Satellites, Data, and Why ‘Materials’ Matter More Than You Think

As you would expect, recurring theme in our discussion was satellites. Weather monitoring, earth observation, communications, data collection. These are already revenue-generating services, not science experiments.

What I found particularly interesting was the discussion we had on materials. Temperature extremes, radiation, and equipment lifespan constraints create real engineering challenges in space. A company that extends satellite lifespan from seven years to ten years to more… gains an immediate competitive advantage.

This is the kind of detail investors might overlook and why I love talking to experts in their field(s). Just like that, I will now be more aware and get a little excited if i hear about a public company solving “wear and tear” problems in space.
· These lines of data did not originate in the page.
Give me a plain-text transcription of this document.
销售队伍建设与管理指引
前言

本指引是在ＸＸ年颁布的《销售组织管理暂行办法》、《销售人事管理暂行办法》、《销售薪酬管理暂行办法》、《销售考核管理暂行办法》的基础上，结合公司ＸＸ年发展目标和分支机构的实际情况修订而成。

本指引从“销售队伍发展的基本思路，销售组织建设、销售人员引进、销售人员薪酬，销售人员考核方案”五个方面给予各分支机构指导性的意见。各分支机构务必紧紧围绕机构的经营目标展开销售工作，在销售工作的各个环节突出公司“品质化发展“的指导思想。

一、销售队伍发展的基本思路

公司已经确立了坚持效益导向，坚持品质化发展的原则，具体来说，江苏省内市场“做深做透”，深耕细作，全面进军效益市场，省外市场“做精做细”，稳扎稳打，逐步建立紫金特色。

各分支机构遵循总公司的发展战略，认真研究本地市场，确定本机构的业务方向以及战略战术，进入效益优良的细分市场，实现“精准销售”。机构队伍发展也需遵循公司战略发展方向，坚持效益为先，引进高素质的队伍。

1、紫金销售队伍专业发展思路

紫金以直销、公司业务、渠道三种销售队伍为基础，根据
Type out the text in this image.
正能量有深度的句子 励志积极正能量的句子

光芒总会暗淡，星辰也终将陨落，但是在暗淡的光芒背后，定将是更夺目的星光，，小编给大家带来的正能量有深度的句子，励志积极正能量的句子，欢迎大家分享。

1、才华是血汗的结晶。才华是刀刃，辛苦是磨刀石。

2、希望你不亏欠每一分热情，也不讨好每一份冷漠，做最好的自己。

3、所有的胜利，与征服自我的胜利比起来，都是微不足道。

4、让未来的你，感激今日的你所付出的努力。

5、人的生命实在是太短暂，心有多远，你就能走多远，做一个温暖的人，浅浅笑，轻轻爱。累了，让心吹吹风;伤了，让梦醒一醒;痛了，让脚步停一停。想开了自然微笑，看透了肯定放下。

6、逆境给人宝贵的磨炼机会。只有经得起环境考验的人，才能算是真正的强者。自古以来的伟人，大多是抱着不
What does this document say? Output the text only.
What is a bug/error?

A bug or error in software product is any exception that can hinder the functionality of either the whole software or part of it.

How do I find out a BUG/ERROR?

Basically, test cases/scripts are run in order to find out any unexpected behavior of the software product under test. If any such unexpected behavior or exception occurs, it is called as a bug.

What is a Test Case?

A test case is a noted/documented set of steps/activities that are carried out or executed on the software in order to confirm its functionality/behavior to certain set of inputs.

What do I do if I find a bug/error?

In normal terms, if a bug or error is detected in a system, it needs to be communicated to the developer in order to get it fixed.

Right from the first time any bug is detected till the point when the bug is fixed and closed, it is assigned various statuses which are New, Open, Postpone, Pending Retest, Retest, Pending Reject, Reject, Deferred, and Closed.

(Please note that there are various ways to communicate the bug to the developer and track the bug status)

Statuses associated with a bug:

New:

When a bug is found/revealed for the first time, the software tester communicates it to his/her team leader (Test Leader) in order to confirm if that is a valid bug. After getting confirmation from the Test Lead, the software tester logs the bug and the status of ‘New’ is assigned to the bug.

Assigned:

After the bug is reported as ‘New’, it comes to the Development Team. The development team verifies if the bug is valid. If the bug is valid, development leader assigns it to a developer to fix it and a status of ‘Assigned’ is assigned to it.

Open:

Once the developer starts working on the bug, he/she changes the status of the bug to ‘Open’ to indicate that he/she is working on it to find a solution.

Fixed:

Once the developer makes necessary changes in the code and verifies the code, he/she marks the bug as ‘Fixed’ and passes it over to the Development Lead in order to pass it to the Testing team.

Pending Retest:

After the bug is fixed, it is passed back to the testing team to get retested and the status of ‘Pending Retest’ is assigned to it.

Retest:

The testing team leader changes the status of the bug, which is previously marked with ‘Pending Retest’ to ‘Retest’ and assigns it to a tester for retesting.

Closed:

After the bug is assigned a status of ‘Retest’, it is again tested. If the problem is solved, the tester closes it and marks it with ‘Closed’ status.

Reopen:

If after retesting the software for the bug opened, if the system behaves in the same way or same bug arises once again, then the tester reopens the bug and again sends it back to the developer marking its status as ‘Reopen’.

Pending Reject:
Data Centers and Pharma in Space Sound Crazy, Until They Don’t

We also talked about some of the more futuristic ideas, like data centers in space and pharmaceutical research in microgravity.

On data centers, Matej was realistic. Cooling and energy remain major challenges. “There’s no air in space.” Heat dissipation is expensive and inefficient. The technology isn’t ready yet, but companies are already working on it.

With regards to pharma in space, microgravity allows molecules and proteins to form differently than on Earth. That opens new research pathways, potentially accelerating drug discovery. Companies like Axiom Space (private) are building infrastructure to support this, including plans for commercial space stations as the ISS eventually retires.


Commercial Versus Government Demand Isn’t Either-Or

Another important point Matej made is that most space companies serve both commercial and government customers. Governments are often the largest buyers, but commercial demand is growing.

Private capital tends to focus on commercialization, while government contracts provide scale and stability. Companies that can navigate both worlds tend to survive longer.

This dual-track demand model is something investors need to understand before assigning simplistic narratives to space stocks.


Why I Found This Conversation Useful

What I appreciated about this Skull Session is that it wasn’t promotional. Matej didn’t oversell the future. He acknowledged uncertainty, long timelines, and the real technical hurdles that still exist.

I’ve always tried to approach emerging industries with curiosity, skepticism, and patience. Space technology deserves the same treatment. There will be winners. There will be failures. The key is understanding where real value might be created and who is quietly building toward it.

If you want to dig deeper into space from a business and investing lens, Matej Pretković work Cyclop SpaceTech is worth following. And as always, we’ll keep filtering these themes through a public-market, risk-aware lens for our community.

This is one of those areas where paying attention early doesn’t mean acting early. Sometimes it just means learning before the crowd shows up.